Sir Norman Robert Reid (27 December 1915 – 17 December 2007) was an arts administrator and painter and was the Director of the Tate Gallery from 1964 to 1979

Norman Reid was born in Dulwich, London, and was the son of a shoemaker. He was educated at Wilson's Grammar School and won a scholarship to the Edinburgh College of Art, where he studied in the late 1930s and was taught by William Gillies. Later, Reid received a degree in English at Edinburgh University. Reid enlisted in 1939 in the Argyll and Sutherland Highlanders at the start of Second World War. He was commissioned as a second lieutenant in the same regiment on 2 August 1941. He transferred to the Royal Artillery on 1 November 1941, and later served in Italy. Reid left the Army in 1946 with the rank of major. In 1941, Reid married Jean Lindsay Bertram, whom he met while they were students at the Edinburgh College of Art.

Reid joined the Tate Gallery in 1946 having heard that it was under-staffed, and became the right-hand man of the then Director, John Rothenstein, becoming deputy director in 1954 and keeper in 1959. He was appointed Director when Rothenstein retired in 1964.

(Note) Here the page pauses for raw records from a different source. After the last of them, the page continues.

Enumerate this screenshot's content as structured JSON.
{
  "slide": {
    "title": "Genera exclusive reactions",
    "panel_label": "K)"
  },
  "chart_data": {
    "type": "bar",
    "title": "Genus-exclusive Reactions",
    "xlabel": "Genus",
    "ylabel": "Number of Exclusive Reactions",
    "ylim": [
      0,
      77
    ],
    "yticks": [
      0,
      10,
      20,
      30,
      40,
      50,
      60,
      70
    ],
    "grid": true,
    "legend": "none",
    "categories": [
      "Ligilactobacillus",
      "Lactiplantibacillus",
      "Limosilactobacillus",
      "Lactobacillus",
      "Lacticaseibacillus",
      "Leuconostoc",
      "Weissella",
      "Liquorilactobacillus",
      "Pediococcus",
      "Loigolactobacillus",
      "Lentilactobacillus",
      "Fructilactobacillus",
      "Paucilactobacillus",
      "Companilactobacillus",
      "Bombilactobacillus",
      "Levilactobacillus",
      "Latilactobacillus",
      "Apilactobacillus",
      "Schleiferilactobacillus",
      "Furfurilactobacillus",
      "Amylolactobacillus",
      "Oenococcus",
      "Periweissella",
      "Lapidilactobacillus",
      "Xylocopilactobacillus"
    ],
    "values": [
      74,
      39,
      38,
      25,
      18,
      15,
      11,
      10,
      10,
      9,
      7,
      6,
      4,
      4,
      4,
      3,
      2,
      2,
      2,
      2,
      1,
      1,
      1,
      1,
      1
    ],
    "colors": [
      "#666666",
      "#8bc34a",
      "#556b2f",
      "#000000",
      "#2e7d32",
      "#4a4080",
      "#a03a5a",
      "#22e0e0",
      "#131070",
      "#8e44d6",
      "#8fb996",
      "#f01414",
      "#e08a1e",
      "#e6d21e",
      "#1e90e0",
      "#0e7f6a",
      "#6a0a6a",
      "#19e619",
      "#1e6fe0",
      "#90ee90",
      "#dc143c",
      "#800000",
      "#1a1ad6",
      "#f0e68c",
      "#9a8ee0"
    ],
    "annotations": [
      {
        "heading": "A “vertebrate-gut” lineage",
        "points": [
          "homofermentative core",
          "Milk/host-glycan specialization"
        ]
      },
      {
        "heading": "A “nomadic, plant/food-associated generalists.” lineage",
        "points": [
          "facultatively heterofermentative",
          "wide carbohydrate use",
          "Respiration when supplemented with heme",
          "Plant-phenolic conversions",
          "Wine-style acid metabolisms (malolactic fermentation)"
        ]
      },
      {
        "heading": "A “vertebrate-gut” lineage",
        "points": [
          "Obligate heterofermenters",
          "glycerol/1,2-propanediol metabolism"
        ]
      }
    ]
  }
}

A much needed expansion of the Gallery, the 'North East Quadrant', was built in 1979 during Reid's directorship, vastly increasing the Tate's exhibition space. Reid also strengthened the Collection, especially in the area of early twentieth-century European art, acquiring outstanding works by artists including Pablo Picasso, Giacometti, Henri Matisse, Constantin Brâncuși, Piet Mondrian, and Salvador Dalí. During Reid's Directorship the Tate staged a number of ground-breaking exhibitions, including an early presentation of Gilbert and George's Living Statues.